Слово Божие так определяет это время: «Покайтесь, ибо приблизилось Царство Небесное» (Мф. 4, 17) и «Господь близ» (Флп. 4, 5). Всё время Церкви определяется этой близостью Второго Пришествия. Оно выражается в постоянных пришествиях Христа в мiр и в души человеческие. Это время — время судьбоносных решений. Оно даёт возможность сделать выбор: за или против Христа. Суть христианского призвания заключается в понимании, что исторический момент, который мы переживаем (вне зависимости от внешнего благополучия или неблагополучия), — всегда критический. Речь идёт не о том, как народам достичь лёгкого существования, а о том, как каждому здравомыслящему человеку настроить свою душу в единственно истинном измерении, где все события происходят во времени кризиса. И, следовательно, жить так, чтобы быть всецело устремлённым на исход из этого кризиса. В этом наше христианское служение. Потому первая черта, характеризующая христианина, есть мужество. Боязливые — вне Царства Божия.

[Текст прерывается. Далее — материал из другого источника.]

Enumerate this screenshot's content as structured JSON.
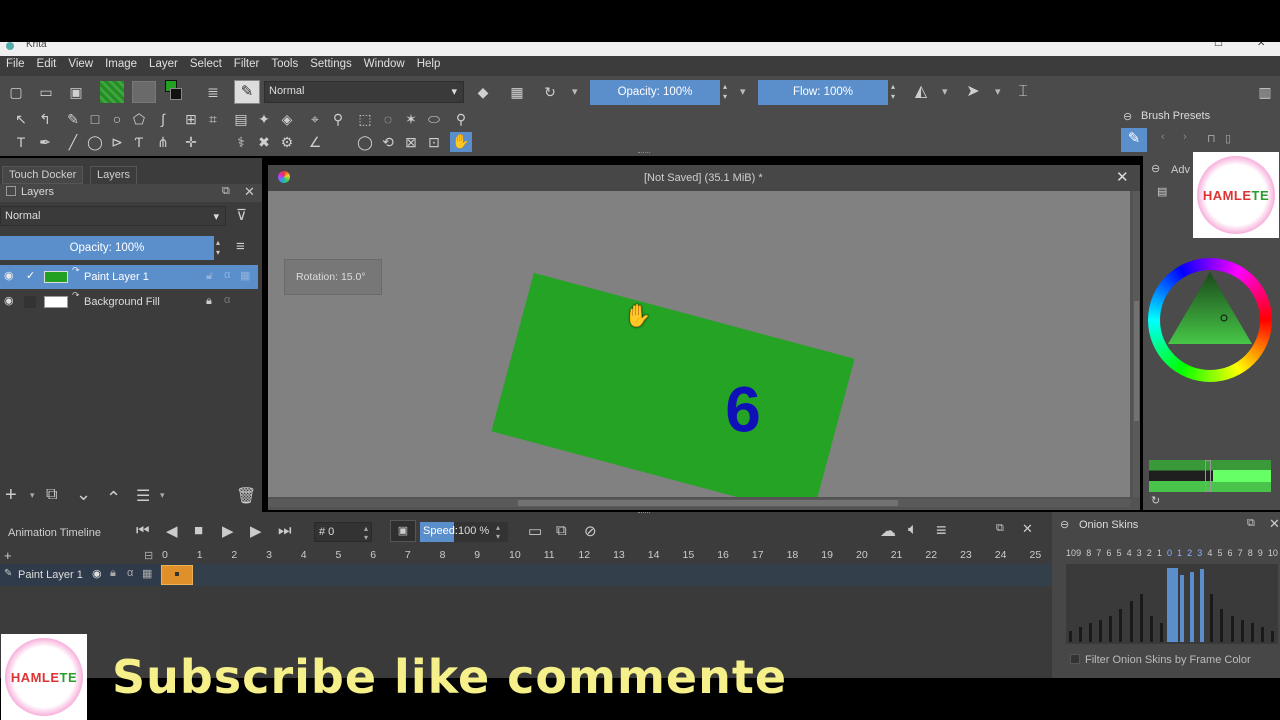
{
  "app": {
    "title": "Krita"
  },
  "menu": [
    "File",
    "Edit",
    "View",
    "Image",
    "Layer",
    "Select",
    "Filter",
    "Tools",
    "Settings",
    "Window",
    "Help"
  ],
  "toolbar": {
    "blend_mode": "Normal",
    "opacity_label": "Opacity: 100%",
    "flow_label": "Flow: 100%"
  },
  "layers_dock": {
    "tabs": [
      "Touch Docker",
      "Layers"
    ],
    "title": "Layers",
    "blend_mode": "Normal",
    "opacity_label": "Opacity:  100%",
    "layers": [
      {
        "name": "Paint Layer 1",
        "selected": true,
        "thumb_color": "#22a022"
      },
      {
        "name": "Background Fill",
        "selected": false,
        "thumb_color": "#ffffff"
      }
    ]
  },
  "canvas": {
    "doc_title": "[Not Saved]  (35.1 MiB) *",
    "rotation_tip": "Rotation: 15.0°",
    "shape_color": "#24a324",
    "number_text": "6",
    "number_color": "#1010b8",
    "background": "#818181"
  },
  "right_dock": {
    "brush_presets_label": "Brush Presets",
    "adv_label": "Adv"
  },
  "timeline": {
    "title": "Animation Timeline",
    "frame_field": "# 0",
    "speed_label": "Speed:",
    "speed_value": "100 %",
    "frame_numbers": [
      "0",
      "1",
      "2",
      "3",
      "4",
      "5",
      "6",
      "7",
      "8",
      "9",
      "10",
      "11",
      "12",
      "13",
      "14",
      "15",
      "16",
      "17",
      "18",
      "19",
      "20",
      "21",
      "22",
      "23",
      "24",
      "25"
    ],
    "layer_name": "Paint Layer 1"
  },
  "onion": {
    "title": "Onion Skins",
    "labels": [
      "-10",
      "-9",
      "-8",
      "-7",
      "-6",
      "-5",
      "-4",
      "-3",
      "-2",
      "-1",
      "0",
      "1",
      "2",
      "3",
      "4",
      "5",
      "6",
      "7",
      "8",
      "9",
      "10"
    ],
    "levels": [
      0.15,
      0.2,
      0.25,
      0.3,
      0.35,
      0.45,
      0.55,
      0.65,
      0.35,
      0.25,
      1.0,
      0.9,
      0.95,
      0.98,
      0.65,
      0.45,
      0.35,
      0.3,
      0.25,
      0.2,
      0.15
    ],
    "active": [
      false,
      false,
      false,
      false,
      false,
      false,
      false,
      false,
      false,
      false,
      true,
      true,
      true,
      true,
      false,
      false,
      false,
      false,
      false,
      false,
      false
    ],
    "filter_label": "Filter Onion Skins by Frame Color"
  },
  "overlay": {
    "subscribe_text": "Subscribe like commente",
    "logo_text_a": "HAMLE",
    "logo_text_b": "TE"
  }
}
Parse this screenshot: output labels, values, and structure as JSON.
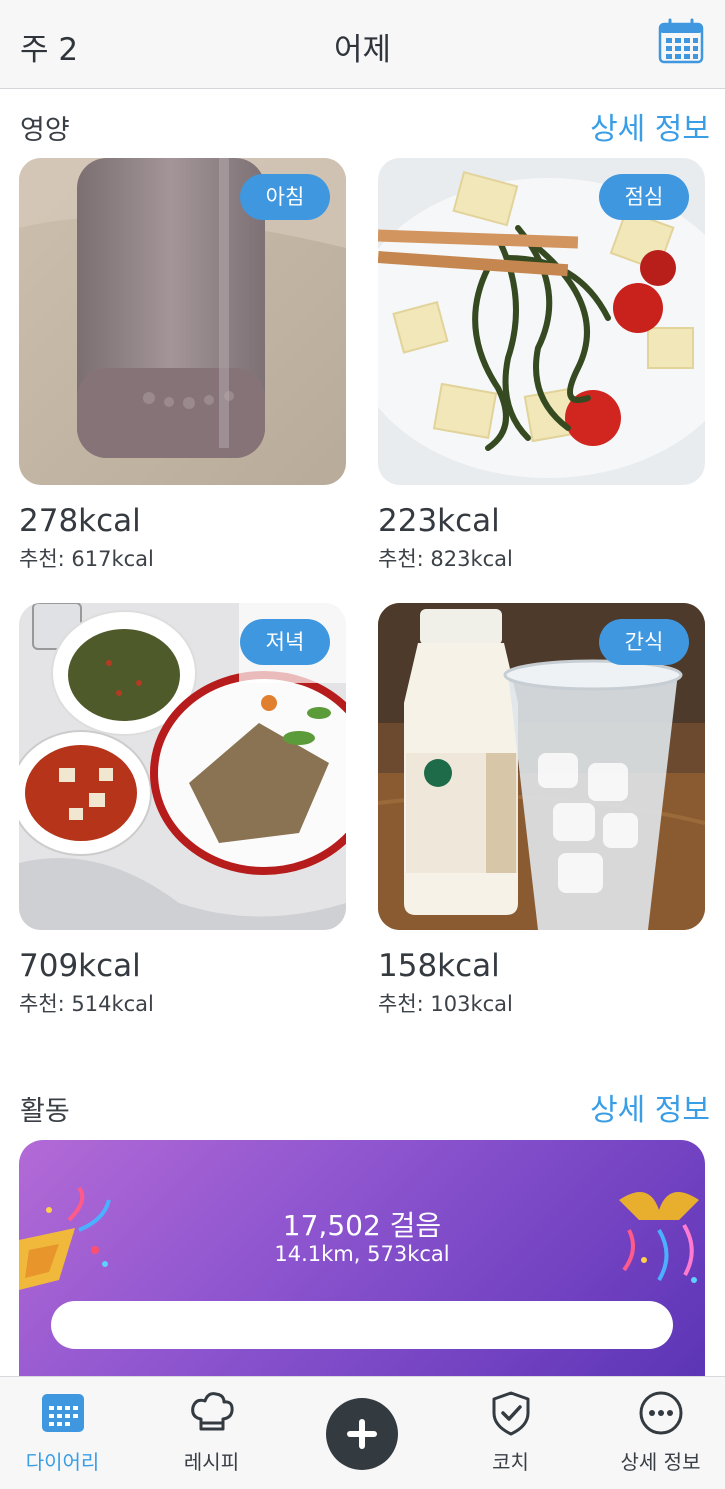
{
  "header": {
    "week": "주 2",
    "title": "어제",
    "calendar_icon": "calendar-icon"
  },
  "nutrition": {
    "title": "영양",
    "details_label": "상세 정보",
    "meals": [
      {
        "tag": "아침",
        "kcal": "278kcal",
        "recommended": "추천: 617kcal"
      },
      {
        "tag": "점심",
        "kcal": "223kcal",
        "recommended": "추천: 823kcal"
      },
      {
        "tag": "저녁",
        "kcal": "709kcal",
        "recommended": "추천: 514kcal"
      },
      {
        "tag": "간식",
        "kcal": "158kcal",
        "recommended": "추천: 103kcal"
      }
    ]
  },
  "activity": {
    "title": "활동",
    "details_label": "상세 정보",
    "steps": "17,502 걸음",
    "summary": "14.1km, 573kcal",
    "progress": 1.0
  },
  "tabbar": {
    "items": [
      {
        "label": "다이어리",
        "icon": "calendar-icon",
        "active": true
      },
      {
        "label": "레시피",
        "icon": "chef-hat-icon",
        "active": false
      },
      {
        "label": "",
        "icon": "plus-icon",
        "active": false
      },
      {
        "label": "코치",
        "icon": "shield-check-icon",
        "active": false
      },
      {
        "label": "상세 정보",
        "icon": "more-icon",
        "active": false
      }
    ]
  },
  "colors": {
    "accent": "#3a9ee6",
    "tag": "#3f97df",
    "activity_start": "#b36ad6",
    "activity_end": "#5b35b5",
    "add_button": "#343b40"
  }
}
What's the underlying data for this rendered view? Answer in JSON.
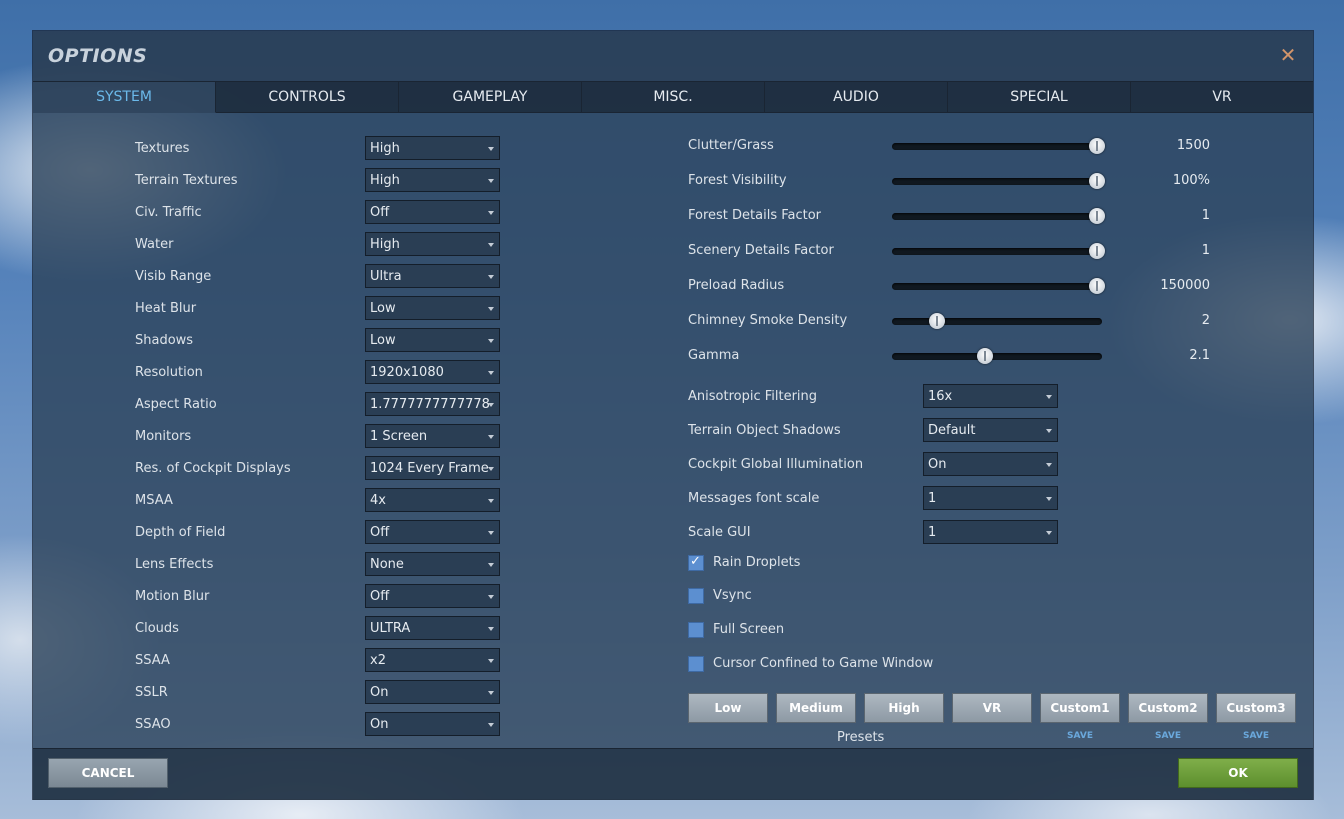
{
  "dialog": {
    "title": "OPTIONS",
    "close_icon": "close-icon"
  },
  "tabs": [
    "SYSTEM",
    "CONTROLS",
    "GAMEPLAY",
    "MISC.",
    "AUDIO",
    "SPECIAL",
    "VR"
  ],
  "active_tab": "SYSTEM",
  "left_settings": [
    {
      "label": "Textures",
      "value": "High"
    },
    {
      "label": "Terrain Textures",
      "value": "High"
    },
    {
      "label": "Civ. Traffic",
      "value": "Off"
    },
    {
      "label": "Water",
      "value": "High"
    },
    {
      "label": "Visib Range",
      "value": "Ultra"
    },
    {
      "label": "Heat Blur",
      "value": "Low"
    },
    {
      "label": "Shadows",
      "value": "Low"
    },
    {
      "label": "Resolution",
      "value": "1920x1080"
    },
    {
      "label": "Aspect Ratio",
      "value": "1.7777777777778"
    },
    {
      "label": "Monitors",
      "value": "1 Screen"
    },
    {
      "label": "Res. of Cockpit Displays",
      "value": "1024 Every Frame"
    },
    {
      "label": "MSAA",
      "value": "4x"
    },
    {
      "label": "Depth of Field",
      "value": "Off"
    },
    {
      "label": "Lens Effects",
      "value": "None"
    },
    {
      "label": "Motion Blur",
      "value": "Off"
    },
    {
      "label": "Clouds",
      "value": "ULTRA"
    },
    {
      "label": "SSAA",
      "value": "x2"
    },
    {
      "label": "SSLR",
      "value": "On"
    },
    {
      "label": "SSAO",
      "value": "On"
    }
  ],
  "sliders": [
    {
      "label": "Clutter/Grass",
      "value": "1500",
      "level": 1.0
    },
    {
      "label": "Forest Visibility",
      "value": "100%",
      "level": 1.0
    },
    {
      "label": "Forest Details Factor",
      "value": "1",
      "level": 1.0
    },
    {
      "label": "Scenery Details Factor",
      "value": "1",
      "level": 1.0
    },
    {
      "label": "Preload Radius",
      "value": "150000",
      "level": 1.0
    },
    {
      "label": "Chimney Smoke Density",
      "value": "2",
      "level": 0.2
    },
    {
      "label": "Gamma",
      "value": "2.1",
      "level": 0.44
    }
  ],
  "right_settings": [
    {
      "label": "Anisotropic Filtering",
      "value": "16x"
    },
    {
      "label": "Terrain Object Shadows",
      "value": "Default"
    },
    {
      "label": "Cockpit Global Illumination",
      "value": "On"
    },
    {
      "label": "Messages font scale",
      "value": "1"
    },
    {
      "label": "Scale GUI",
      "value": "1"
    }
  ],
  "checkboxes": [
    {
      "label": "Rain Droplets",
      "checked": true
    },
    {
      "label": "Vsync",
      "checked": false
    },
    {
      "label": "Full Screen",
      "checked": false
    },
    {
      "label": "Cursor Confined to Game Window",
      "checked": false
    }
  ],
  "presets": {
    "label": "Presets",
    "buttons": [
      "Low",
      "Medium",
      "High",
      "VR",
      "Custom1",
      "Custom2",
      "Custom3"
    ],
    "save_label": "SAVE"
  },
  "footer": {
    "cancel_label": "CANCEL",
    "ok_label": "OK"
  }
}
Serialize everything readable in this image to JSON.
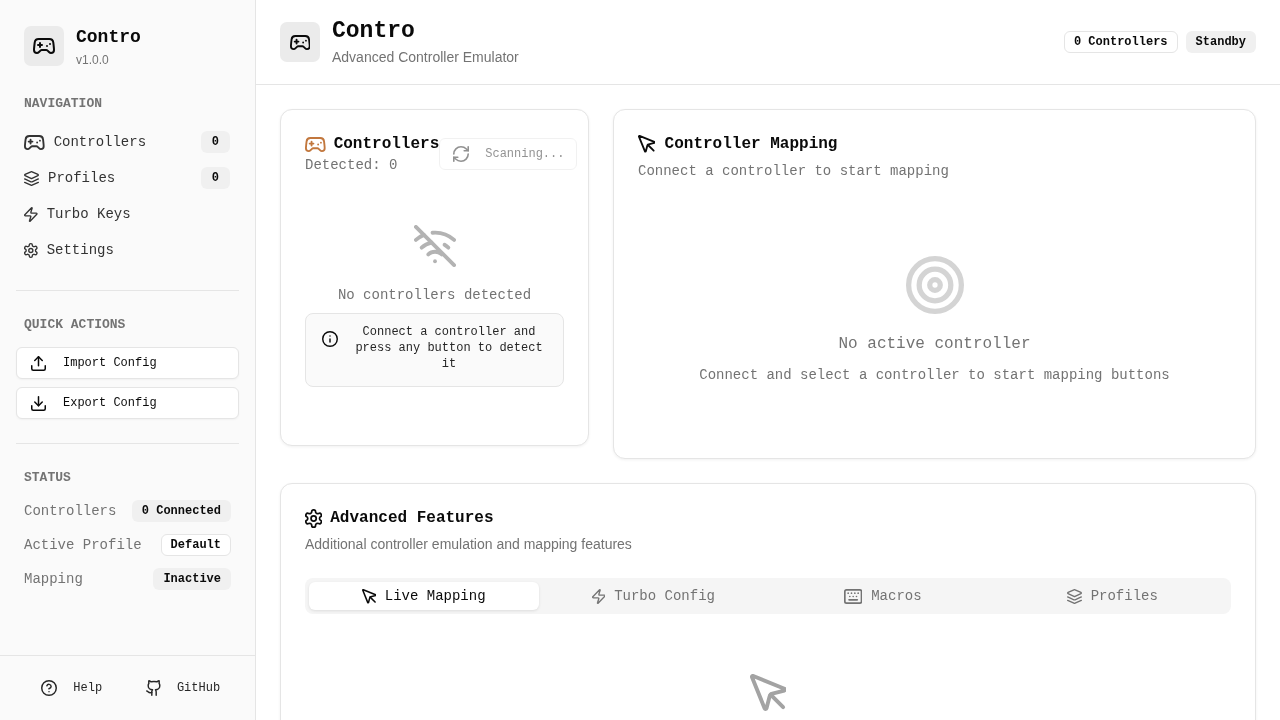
{
  "sidebar": {
    "logo": {
      "title": "Contro",
      "version": "v1.0.0"
    },
    "navigation": {
      "heading": "NAVIGATION",
      "items": [
        {
          "label": "Controllers",
          "badge": "0",
          "selected": false
        },
        {
          "label": "Profiles",
          "badge": "0",
          "selected": false
        },
        {
          "label": "Turbo Keys",
          "selected": false
        },
        {
          "label": "Settings",
          "selected": false
        }
      ]
    },
    "quick_actions": {
      "heading": "QUICK ACTIONS",
      "buttons": [
        "Import Config",
        "Export Config"
      ]
    },
    "status": {
      "heading": "STATUS",
      "rows": [
        {
          "label": "Controllers",
          "value": "0 Connected",
          "kind": "secondary"
        },
        {
          "label": "Active Profile",
          "value": "Default",
          "kind": "outline"
        },
        {
          "label": "Mapping",
          "value": "Inactive",
          "kind": "secondary"
        }
      ]
    },
    "footer": [
      "Help",
      "GitHub"
    ]
  },
  "header": {
    "title": "Contro",
    "subtitle": "Advanced Controller Emulator",
    "badges": [
      {
        "text": "0 Controllers",
        "kind": "outline"
      },
      {
        "text": "Standby",
        "kind": "secondary"
      }
    ]
  },
  "controllers_card": {
    "title": "Controllers",
    "detected": "Detected: 0",
    "scan_button": {
      "label": "Scanning...",
      "disabled": true
    },
    "empty_message": "No controllers detected",
    "hint": "Connect a controller and press any button to detect it"
  },
  "mapping_card": {
    "title": "Controller Mapping",
    "subtitle": "Connect a controller to start mapping",
    "empty_title": "No active controller",
    "empty_message": "Connect and select a controller to start mapping buttons"
  },
  "features_card": {
    "title": "Advanced Features",
    "subtitle": "Additional controller emulation and mapping features",
    "tabs": [
      {
        "label": "Live Mapping",
        "selected": true
      },
      {
        "label": "Turbo Config",
        "selected": false
      },
      {
        "label": "Macros",
        "selected": false
      },
      {
        "label": "Profiles",
        "selected": false
      }
    ]
  }
}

Мужество — это отвержение уныния, это такое состояние духа, который опирается не на себя, а на силу Божию, чтобы противостоять самым невероятным трудностям, происходящим от людей, от явлений или от бесов.

В Евангелии и в Апокалипсисе мы постоянно встречаемся с образами, которые передают таинственную реальность потусторонней жизни. У меня порой создаётся впечатление, что всё это только человеческие фантазии: небо — подобие сада или пикника на природе, банкета в ресторане или фантастического города с невероятными достижениями архитектуры. Не кажется ли Вам, что все эти образы довольно быстро могут наскучить? Но ведьу человека — даже если он атеист — существуют более серьёзные запросы. Может быть, Вы скажете — не подумайте, что это ирония, — о каком небе проповедует Церковь?

П. Василенко, г. Киев

В том, что касается «более серьёзных запросов» каждого без исключения человека, Вы, несомненно, правы. Тем не менее эти образы выражают в какой-то степени будущую жизнь. Слово Божие употребляет различные сравнения не столько для того, чтобы описать место пребывания святых, сколько для того, чтобы выразить состояние мира и любви, в котором они пребывают. Это — тенистый сад, с деревьями в цветах и плодах, с источниками струящихся вод, оазис посреди пустыни, это рай! Это — град, построенный с несокрушимыми крепостями и вратами из драгоценных камней. Это — пир, на котором званые вкушают самую изысканную пищу, и разносит её Сам Устроитель пира.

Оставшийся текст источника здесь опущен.